Tuesday, October 19, 2010
Only in San Francisco
While attending Bouchercon, I went on a three hour long cable car tour of San Francisco. The cable cars we toured in had actually been turned into busses. We went everywhere you'd expect to go, Fisherman's Wharf, we had a great view of the Golden Gate Bridge and Alcatraz, Chinatown, lots of wonderful parks and classy neighborhoods and some not so classy neighborhoods. We visited Golden Gate Park and the ocean with surfers. We also drove through Haight Ashbury, which hasn't really changed a lot since the 60s and through the rainbow flag decorated Castro district contrasting a lot with the austere buildings in the financial district. Each of these places had distinct types of inhabitants as well as the tourists gawking at the sights and the people.

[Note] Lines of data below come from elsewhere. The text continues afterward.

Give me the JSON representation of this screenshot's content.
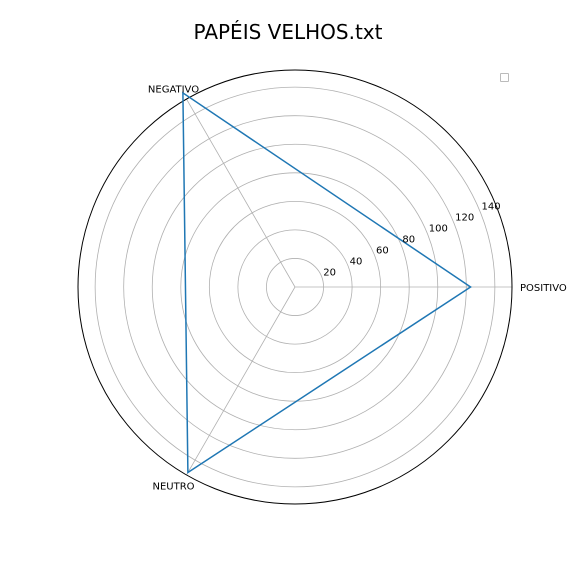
{
  "chart_data": {
    "type": "radar",
    "title": "PAPÉIS VELHOS.txt",
    "categories": [
      "POSITIVO",
      "NEGATIVO",
      "NEUTRO"
    ],
    "series": [
      {
        "values": [
          123,
          157,
          150
        ],
        "color": "#1f77b4"
      }
    ],
    "r_ticks": [
      "20",
      "40",
      "60",
      "80",
      "100",
      "120",
      "140"
    ],
    "r_max": 152,
    "grid": true,
    "legend": "top-right (empty)"
  }
}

One place we passed that brought back old memories was the hotel I'd stayed in during the early 60s when I attended a PTA convention. Some things hadn't changed a lot, while others had definitely changed, one being back in my earlier visit cable car rides were free, this time it cost $5 one way.
I've reported about the actual Bouchercon in other places, but to make this mystery related, one thing I noticed were the many homeless people who parked themselves around the beautiful Hyatt Regency Embarcadaro where the con was held. Some, I'm positive because of their actions, were crazy.

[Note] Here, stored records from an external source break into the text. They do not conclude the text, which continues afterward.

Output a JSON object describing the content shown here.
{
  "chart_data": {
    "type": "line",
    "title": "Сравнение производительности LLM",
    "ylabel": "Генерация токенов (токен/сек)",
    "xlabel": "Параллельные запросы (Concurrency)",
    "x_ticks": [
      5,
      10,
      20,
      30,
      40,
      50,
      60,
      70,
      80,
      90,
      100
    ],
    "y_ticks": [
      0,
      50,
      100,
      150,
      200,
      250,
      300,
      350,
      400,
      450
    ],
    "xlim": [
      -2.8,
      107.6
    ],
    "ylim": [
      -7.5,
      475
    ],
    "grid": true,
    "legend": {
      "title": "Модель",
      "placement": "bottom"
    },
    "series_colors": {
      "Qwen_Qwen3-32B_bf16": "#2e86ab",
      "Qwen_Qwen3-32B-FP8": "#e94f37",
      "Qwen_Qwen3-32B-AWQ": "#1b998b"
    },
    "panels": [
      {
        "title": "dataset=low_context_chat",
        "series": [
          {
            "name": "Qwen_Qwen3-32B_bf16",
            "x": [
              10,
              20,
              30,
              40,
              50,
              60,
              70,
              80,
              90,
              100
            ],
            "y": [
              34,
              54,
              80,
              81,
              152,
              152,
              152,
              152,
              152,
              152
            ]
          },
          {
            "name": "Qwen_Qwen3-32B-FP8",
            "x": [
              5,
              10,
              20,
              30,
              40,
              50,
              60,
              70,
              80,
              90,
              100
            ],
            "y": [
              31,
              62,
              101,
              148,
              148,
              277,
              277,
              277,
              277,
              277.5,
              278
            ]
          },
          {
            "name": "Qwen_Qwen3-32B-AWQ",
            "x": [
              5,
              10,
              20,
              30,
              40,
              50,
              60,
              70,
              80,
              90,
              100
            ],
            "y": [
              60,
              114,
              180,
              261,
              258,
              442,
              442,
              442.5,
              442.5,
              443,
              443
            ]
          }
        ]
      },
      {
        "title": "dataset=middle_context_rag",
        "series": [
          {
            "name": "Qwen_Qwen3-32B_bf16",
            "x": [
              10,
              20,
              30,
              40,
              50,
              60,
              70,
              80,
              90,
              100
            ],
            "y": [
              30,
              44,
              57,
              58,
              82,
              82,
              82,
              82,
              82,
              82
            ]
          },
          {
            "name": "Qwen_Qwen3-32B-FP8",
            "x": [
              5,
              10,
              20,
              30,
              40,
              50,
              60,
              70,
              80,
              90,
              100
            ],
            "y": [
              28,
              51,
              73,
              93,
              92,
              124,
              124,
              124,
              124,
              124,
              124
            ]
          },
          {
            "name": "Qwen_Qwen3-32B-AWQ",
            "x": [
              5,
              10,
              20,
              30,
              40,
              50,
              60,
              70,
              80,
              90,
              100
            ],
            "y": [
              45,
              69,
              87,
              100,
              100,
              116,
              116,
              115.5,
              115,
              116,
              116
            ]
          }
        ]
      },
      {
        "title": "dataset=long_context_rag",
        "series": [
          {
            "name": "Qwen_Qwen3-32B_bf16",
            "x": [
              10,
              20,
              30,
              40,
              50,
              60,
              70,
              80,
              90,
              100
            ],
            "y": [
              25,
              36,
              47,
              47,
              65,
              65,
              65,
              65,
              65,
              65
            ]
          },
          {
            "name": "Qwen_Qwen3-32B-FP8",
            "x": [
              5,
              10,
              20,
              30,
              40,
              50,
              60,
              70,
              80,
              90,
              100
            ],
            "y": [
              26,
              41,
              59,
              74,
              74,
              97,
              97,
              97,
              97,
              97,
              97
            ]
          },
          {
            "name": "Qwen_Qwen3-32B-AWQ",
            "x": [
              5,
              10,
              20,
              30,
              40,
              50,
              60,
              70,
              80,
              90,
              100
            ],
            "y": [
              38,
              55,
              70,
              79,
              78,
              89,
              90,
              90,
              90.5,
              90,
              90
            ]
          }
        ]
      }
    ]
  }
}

One night, my roommate, Gay Kinman, and I went to a P.I. awards dinner in Chinatown. We took the cable car and the only way we knew it was time to get off was when I spotted all the Chinese lanterns decorating the very steep hill into the tourist part of Chinatown. After the great dinner upstairs in the old Empress restaurant which had been there long before my fist visit to San Francisco, we headed home. No cable cars were availabel though we waited in a marked cable car stop, and despite Gay's valiant efforts, no cabs wanted to stop for us. Finally, we decided to walk back to the hotel which fortunately was downhill, unfortunately, several very long blocks.
It was about 10 p.m. and there were others on the street, mainly young folks going into local pubs and dancing establishments. We also passed some of the aforementioned homeless. And no cable cars passed on the way downhill so it was a good thing we hadn't waited. Was it safe for us to be walking on the street at that hour? Probably not, but we made it.

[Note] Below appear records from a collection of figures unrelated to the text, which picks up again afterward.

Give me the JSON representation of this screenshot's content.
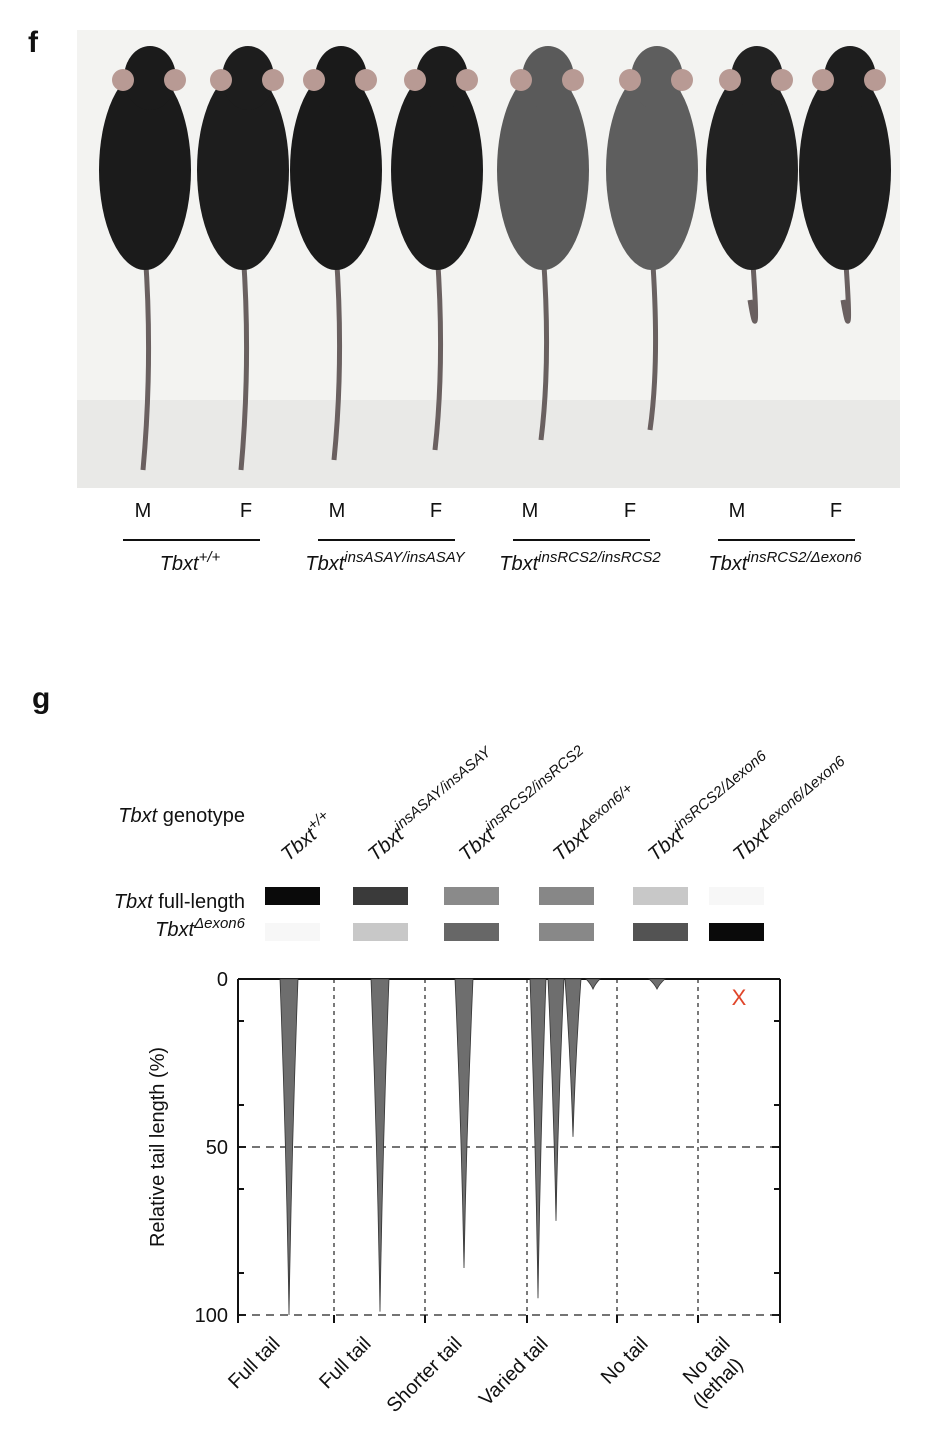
{
  "panel_f": {
    "label": "f",
    "groups": [
      {
        "gene": "Tbxt",
        "allele": "+/+",
        "sexes": [
          "M",
          "F"
        ]
      },
      {
        "gene": "Tbxt",
        "allele": "insASAY/insASAY",
        "sexes": [
          "M",
          "F"
        ]
      },
      {
        "gene": "Tbxt",
        "allele": "insRCS2/insRCS2",
        "sexes": [
          "M",
          "F"
        ]
      },
      {
        "gene": "Tbxt",
        "allele": "insRCS2/Δexon6",
        "sexes": [
          "M",
          "F"
        ]
      }
    ]
  },
  "chart_data": {
    "type": "tail",
    "panel_label": "g",
    "genotype_row": {
      "gene": "Tbxt",
      "text": " genotype"
    },
    "full_length_row": {
      "gene": "Tbxt",
      "text": " full-length"
    },
    "delta_row": {
      "gene": "Tbxt",
      "allele": "Δexon6"
    },
    "genotypes": [
      {
        "gene": "Tbxt",
        "allele": "+/+"
      },
      {
        "gene": "Tbxt",
        "allele": "insASAY/insASAY"
      },
      {
        "gene": "Tbxt",
        "allele": "insRCS2/insRCS2"
      },
      {
        "gene": "Tbxt",
        "allele": "Δexon6/+"
      },
      {
        "gene": "Tbxt",
        "allele": "insRCS2/Δexon6"
      },
      {
        "gene": "Tbxt",
        "allele": "Δexon6/Δexon6"
      }
    ],
    "full_length_colors": [
      "#0a0a0a",
      "#3a3a3a",
      "#8a8a8a",
      "#878787",
      "#c8c8c8",
      "#f7f7f7"
    ],
    "delta_colors": [
      "#f7f7f7",
      "#c8c8c8",
      "#676767",
      "#888888",
      "#535353",
      "#0a0a0a"
    ],
    "categories": [
      [
        "Full tail"
      ],
      [
        "Full tail"
      ],
      [
        "Shorter tail"
      ],
      [
        "Varied tail"
      ],
      [
        "No tail"
      ],
      [
        "No tail",
        "(lethal)"
      ]
    ],
    "tails": [
      {
        "values": [
          100
        ]
      },
      {
        "values": [
          99
        ]
      },
      {
        "values": [
          86
        ]
      },
      {
        "values": [
          95,
          72,
          47,
          3
        ]
      },
      {
        "values": [
          3
        ]
      },
      {
        "values": null
      }
    ],
    "tail_color": "#6e6e6e",
    "lethal_mark": "X",
    "lethal_color": "#e0452a",
    "ylabel": "Relative tail length (%)",
    "ylim": [
      0,
      100
    ],
    "yticks": [
      0,
      50,
      100
    ],
    "minor_yticks": [
      12.5,
      37.5,
      62.5,
      87.5
    ],
    "inverted": true
  }
}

My ride to the airport Sunday a.m. was also an adventure. I'd been told to wait in the street in front of the hotel. The valet said not to do that but to wait on a bench in front of the hotel. The van arrived early. He had a horrible time maneuvering around to get to his next pick-up because many streets had been barricaded because of a pending marathon race. Finally we arrived in front of a rather seedy hotel in Chinatown to pick up the next traveler, a young woman from Columbia who was here because of job training. While we drove, I spotted homeless people sleeping on the sidewalk in both good and bad parts of town. Next we parked on a very steep hill while the driver looked for an address--was glad when he got back in because I'm not sure I could have made it into the front seat to steer the van if the emergency brake hadn't held, in which case we would have zoomed down the hill to end up in a concrete wall. The passenger was waiting in front of a house at the bottom of the hill--a Chinese woman heading home to Seattle after visiting friends.
A note about Bouchercon itself, nearly 2000 people attended and a large percent were mystery writers (famous and not so), those who wanted to be mystery writers, and the largest group were readers and fans. The best places to find people to talk with was in hospitality room where refreshments were free, or in the bar where nothing was free.